# Archive for February, 2010

## Pentomino Layer Cake

February 27th, 2010

On the Polyforms list, Erich Friedman posed a very interesting new pentomino tiling problem:

Tile a rectangle of minimal area with pentominoes so that for each pentomino there is exactly one stratum, or cluster of one or more copies of that pentomino that reaches from one side of the rectangle to the opposite side. Pentominoes in a stratum must form a single group, connected by edges, not just corners.

Michael Reid found this 3×30 solution:

It’s not hard to prove that it is minimal. A natural extension of the problem is to find minimal solutions for 4×n and 5×n rectangles. Michael Reid found the first 5×n solution, but I improved on it with this 5×32 solution:

The 4×n problem seems to be the hardest, and initially it was not clear that it would be possible. The X pentomino has only one possible stratum, which only can only be bordered by Y, I or N, and it is also difficult to find matches for a Z stratum. Additionally, only Y, L, and P can form straight line stratum boundaries usable for the top and bottom of the rectangle. (See wikipedia’s pentomino page if you don’t know the correspondence between letters and shapes.) I did eventually find this 4×50 solution:

This solution seems rather prolifigate with its pentominoes, but finding any solution at all was a bit of a surprise.

Update: Erich Friedman’s Math Magic for April 2010 further explored this subject.

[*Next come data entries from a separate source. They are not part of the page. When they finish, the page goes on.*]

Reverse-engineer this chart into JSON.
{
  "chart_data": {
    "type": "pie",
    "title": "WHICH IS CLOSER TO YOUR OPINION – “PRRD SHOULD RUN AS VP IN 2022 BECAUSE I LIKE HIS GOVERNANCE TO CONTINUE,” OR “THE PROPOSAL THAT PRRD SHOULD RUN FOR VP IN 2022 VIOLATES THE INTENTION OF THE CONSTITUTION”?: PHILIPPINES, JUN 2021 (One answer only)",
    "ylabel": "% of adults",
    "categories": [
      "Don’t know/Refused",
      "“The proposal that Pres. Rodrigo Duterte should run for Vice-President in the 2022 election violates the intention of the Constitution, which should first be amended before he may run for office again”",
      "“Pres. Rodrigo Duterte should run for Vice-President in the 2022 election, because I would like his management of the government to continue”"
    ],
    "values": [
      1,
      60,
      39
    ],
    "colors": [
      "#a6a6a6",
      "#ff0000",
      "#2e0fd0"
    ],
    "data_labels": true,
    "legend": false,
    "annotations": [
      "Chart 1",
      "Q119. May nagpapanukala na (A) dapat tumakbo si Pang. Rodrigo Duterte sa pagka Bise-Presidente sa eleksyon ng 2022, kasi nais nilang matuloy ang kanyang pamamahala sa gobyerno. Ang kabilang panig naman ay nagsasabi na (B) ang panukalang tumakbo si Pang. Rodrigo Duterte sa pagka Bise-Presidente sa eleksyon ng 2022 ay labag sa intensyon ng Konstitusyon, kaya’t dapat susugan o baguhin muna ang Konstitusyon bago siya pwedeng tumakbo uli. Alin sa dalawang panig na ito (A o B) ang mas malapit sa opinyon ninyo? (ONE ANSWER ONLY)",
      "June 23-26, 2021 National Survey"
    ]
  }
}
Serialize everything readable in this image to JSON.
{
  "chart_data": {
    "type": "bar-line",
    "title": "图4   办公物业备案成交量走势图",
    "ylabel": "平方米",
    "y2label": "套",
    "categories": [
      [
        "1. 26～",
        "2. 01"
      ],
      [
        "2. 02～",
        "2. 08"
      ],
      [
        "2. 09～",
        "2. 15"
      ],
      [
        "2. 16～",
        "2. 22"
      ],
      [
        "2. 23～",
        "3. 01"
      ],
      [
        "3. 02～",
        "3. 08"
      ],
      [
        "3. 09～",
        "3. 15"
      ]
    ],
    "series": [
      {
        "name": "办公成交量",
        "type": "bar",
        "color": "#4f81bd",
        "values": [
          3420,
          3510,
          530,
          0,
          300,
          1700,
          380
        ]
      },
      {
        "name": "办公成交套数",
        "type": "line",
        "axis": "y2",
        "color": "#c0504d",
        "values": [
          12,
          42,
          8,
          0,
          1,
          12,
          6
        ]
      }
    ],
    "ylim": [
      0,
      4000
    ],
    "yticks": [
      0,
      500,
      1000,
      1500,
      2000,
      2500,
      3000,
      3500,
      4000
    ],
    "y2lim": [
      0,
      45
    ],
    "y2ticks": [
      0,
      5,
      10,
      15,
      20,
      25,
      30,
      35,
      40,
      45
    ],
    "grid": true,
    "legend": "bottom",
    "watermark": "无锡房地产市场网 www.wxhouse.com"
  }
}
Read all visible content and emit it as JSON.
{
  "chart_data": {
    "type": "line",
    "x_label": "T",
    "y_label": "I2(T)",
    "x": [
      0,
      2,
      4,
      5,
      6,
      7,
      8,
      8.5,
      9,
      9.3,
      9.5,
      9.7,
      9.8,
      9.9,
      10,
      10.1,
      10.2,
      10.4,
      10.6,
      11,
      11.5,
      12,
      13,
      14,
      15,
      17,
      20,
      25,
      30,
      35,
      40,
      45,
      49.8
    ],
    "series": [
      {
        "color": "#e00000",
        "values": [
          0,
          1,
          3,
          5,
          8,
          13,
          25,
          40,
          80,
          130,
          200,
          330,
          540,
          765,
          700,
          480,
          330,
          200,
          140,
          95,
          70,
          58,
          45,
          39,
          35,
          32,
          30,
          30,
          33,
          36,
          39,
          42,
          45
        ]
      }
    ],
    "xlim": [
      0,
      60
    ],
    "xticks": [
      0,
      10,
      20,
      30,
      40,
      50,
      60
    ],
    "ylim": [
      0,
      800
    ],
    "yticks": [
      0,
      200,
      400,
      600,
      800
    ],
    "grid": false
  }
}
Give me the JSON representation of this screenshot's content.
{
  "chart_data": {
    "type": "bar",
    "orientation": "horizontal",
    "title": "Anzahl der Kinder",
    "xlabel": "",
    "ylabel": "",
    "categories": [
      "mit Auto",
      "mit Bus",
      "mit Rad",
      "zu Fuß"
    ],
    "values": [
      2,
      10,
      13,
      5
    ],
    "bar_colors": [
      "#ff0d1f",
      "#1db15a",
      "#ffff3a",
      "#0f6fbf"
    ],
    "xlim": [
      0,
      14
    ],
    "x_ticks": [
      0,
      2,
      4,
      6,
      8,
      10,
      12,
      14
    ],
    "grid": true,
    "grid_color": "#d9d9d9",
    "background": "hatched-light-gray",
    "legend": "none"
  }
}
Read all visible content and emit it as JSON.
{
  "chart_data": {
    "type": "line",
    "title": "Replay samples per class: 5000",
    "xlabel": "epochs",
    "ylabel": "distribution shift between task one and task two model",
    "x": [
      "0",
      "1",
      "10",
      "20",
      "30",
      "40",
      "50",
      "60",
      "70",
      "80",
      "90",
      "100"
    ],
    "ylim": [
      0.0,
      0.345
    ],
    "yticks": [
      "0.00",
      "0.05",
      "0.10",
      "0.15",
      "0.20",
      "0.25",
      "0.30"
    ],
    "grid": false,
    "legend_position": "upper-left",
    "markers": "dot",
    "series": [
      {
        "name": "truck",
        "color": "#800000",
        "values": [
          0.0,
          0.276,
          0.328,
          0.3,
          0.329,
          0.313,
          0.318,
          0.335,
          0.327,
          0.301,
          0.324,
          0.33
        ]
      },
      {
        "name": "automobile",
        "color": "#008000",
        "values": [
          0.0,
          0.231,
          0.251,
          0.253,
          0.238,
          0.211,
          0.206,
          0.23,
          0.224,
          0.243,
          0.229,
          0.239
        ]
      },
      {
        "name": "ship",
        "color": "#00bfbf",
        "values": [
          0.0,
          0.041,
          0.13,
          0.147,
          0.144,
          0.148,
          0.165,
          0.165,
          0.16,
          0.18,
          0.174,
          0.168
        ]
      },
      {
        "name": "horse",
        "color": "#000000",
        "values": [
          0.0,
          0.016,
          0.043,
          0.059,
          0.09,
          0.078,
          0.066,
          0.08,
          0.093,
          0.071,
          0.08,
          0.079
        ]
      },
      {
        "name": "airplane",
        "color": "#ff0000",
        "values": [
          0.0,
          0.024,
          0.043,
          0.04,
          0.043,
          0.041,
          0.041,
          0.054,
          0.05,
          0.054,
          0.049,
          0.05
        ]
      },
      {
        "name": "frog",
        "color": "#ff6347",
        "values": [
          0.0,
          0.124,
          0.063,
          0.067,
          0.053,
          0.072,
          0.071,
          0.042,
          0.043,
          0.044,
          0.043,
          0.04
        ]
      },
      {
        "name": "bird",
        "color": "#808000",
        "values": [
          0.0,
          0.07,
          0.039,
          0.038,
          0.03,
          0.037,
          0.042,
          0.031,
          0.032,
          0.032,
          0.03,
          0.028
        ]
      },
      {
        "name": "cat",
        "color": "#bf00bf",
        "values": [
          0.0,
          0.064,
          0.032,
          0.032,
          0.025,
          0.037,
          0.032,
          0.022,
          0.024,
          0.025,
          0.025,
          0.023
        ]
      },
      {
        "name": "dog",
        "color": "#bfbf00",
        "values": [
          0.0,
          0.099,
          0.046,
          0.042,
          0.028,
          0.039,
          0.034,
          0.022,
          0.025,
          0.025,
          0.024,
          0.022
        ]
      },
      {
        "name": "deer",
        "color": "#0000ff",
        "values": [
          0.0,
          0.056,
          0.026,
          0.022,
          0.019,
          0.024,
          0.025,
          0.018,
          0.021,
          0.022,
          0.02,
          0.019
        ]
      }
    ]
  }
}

## Introducing Agincourt (to the Blog)

February 25th, 2010

Agincourt is one of the lasercut acrylic puzzles which I’m selling through the store. It’s the set of all of the ways to make 2-, 3-, and 4-ominoes with arrow shaped holes in each square pointing in the same direction. The symmetry of the arrows means that you can flip over pieces without changing the arrow directions, but you can’t rotate them. Most of the puzzles I have designed for the set ask for the solver to make all pieces point the same way, but the arrows naturally suggest a scoring system to handicap the puzzle for different levels of solvers — just count the number of pieces you had to put in the wrong direction, and try to improve on your score.

Here’s a solution to the puzzle that literally comes out of the box. (The puzzle comes in the box with 4 layers of pieces in 4 × 4 squares.)

Expect more Agincourt puzzles later.

## Holy Hyperbolic Heptagons!

February 19th, 2010

Recently, MathPuzzle highlighted a program called MagicTile for playing with Rubik’s Cube variants on various tessellations in spherical, Euclidean, and hyperbolic geometries. One interesting hyperbolic tessellation is the {7, 3} tessellation, composed of heptagons, with three meeting at every corner. Twenty-four of these heptagons can be wrapped up into a genus-3 (that is, topologically like a torus but with three loops instead of one) “Platonic solid” called Klein’s Quartic, which John Baez has a fascinating page about.

Polyforms based on hyperbolic tessellations appear to be a relatively unexplored area. I’ve come across a couple of references on counting the n-cell polyforms for a given tessellation, but I haven’t found evidence that anyone has actually used them for puzzles. So I set myself this one. There are ten tetrahepts on the {7, 3} tessellation. Could they tile two copies of the same shape?

An implicit constraint in my solution of this problem was that the shapes could extend no farther than the second ring around a central heptagon. I searched for a solution using plastic game counters that would not have fit on any heptagons farther out on the diagrams I used as solving boards. I also knew that I was going to make images to show on my blog, and they would be clearer if there were no relatively tiny heptagons in the solution. In fact, the decision to find a puzzle in two pieces was affected by the observation that using an extra Poincaré disk would remove the need to use the tiny outer heptagons.

This was a pretty difficult puzzle to solve by hand, so I feel like I’m being a little mean using an even harder, (and perhaps impossible) variant as the numbered puzzle for this post:

#8: Find a symmetrical shape for which two copies can be tiled by the ten {7, 3}-tetrahepts. In addition to mirror symmetry, 180° rotational symmetry around the midpoint of an edge could work. (The other modes of rotational symmetry of the tessellation won’t work for a 20 cell shape.)

I would also love to see what other puzzles people can come up with on this or any other hyperbolic tessellation.